As such, the concept of a “derivative” becomes much less strictly defined. We can specify a direction and define
the **directional derivative** of a function *g* : *A* → ℝ^{n} in the direction of some unit vector
*v⃗* ∈ *A* as the value ∇_{v⃗}*g* = ∇*g* ⋅ *v⃗*. Intuitively, the directional
derivative determines the rate of change of *g* along the direction of
*v⃗*. Now we can rephrase our initial question. *“Which direction points
the most downwards?”* translates to *“For what value of v⃗ is the
directional derivative minimized?”* In other words, we seek a vector

*v⃗*∈

*A*that satisfies the constraint ∇

_{v⃗}

*g*≤ ∇

_{x⃗}

*g*∀

_{x⃗ ∈ A}.

By the definitions of the directional derivative and the dot product, we have:

∇_{v⃗}*g* = ∇*g* ⋅ *v⃗* = |∇*g*||*v⃗*|*c**o**s**θ* = |∇*g*|*c**o**s**θ*

(since *v⃗* is a unit vector). Since the gradient term is fixed,
minimizing the value of *c**o**s**θ* is sufficient for
minimizing the expression itself. This is obviously the case when *θ* = *π*, which implies that *v⃗* must
have the same magnitude but point in the opposite direction of ∇*g*.
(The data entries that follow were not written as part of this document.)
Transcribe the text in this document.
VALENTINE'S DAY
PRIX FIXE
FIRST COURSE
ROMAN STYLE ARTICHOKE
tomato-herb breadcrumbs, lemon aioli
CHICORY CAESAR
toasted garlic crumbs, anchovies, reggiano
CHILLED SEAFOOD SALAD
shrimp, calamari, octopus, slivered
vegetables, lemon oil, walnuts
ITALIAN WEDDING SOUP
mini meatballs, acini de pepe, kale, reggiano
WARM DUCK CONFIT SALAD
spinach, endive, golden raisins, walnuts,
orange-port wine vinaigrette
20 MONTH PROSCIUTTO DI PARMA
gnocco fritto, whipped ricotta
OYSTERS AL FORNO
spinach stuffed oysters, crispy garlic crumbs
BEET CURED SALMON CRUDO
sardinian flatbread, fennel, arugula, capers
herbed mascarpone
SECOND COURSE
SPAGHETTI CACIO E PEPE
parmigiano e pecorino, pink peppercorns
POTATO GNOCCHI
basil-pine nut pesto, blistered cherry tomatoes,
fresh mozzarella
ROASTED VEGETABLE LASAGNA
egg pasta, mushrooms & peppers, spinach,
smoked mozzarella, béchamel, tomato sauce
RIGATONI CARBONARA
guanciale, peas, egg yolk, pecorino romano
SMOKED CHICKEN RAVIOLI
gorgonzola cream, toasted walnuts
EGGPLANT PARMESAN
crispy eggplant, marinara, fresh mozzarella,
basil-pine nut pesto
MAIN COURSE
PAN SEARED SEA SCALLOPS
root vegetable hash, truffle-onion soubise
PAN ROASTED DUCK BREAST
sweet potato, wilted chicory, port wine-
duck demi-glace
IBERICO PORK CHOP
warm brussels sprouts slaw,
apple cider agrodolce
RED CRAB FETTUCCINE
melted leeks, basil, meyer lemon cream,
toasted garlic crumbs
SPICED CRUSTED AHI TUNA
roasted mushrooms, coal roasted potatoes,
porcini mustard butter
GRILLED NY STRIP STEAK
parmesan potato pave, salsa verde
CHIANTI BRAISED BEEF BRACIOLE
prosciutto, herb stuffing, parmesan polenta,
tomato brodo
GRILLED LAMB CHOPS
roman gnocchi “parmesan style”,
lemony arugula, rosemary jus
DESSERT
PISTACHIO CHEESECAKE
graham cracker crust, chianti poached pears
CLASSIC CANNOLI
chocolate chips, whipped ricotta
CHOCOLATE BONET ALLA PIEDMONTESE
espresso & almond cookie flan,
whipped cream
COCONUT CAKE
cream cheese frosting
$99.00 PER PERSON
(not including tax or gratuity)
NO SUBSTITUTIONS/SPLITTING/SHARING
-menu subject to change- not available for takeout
# Therefore *v⃗* = − ∇*g* must satisfy our constraint.

### Convergence

Gradient Descent uses this concept iteratively, by starting out with an arbitrary initial value for the parameters of the cost function and incrementally updating each parameter along the direction of steepest descent. In doing so, Gradient Descent aims to get closer to a minima after every iteration until eventually converging after a finite number of steps.

Convergence here can be application specific. In general, we can run the algorithm for a pre-determined number
of iterations (on the order of 10^{3}), or we can declare convergence if
the incremental update for a given iteration is less than some *ε* = 10^{ − 3}.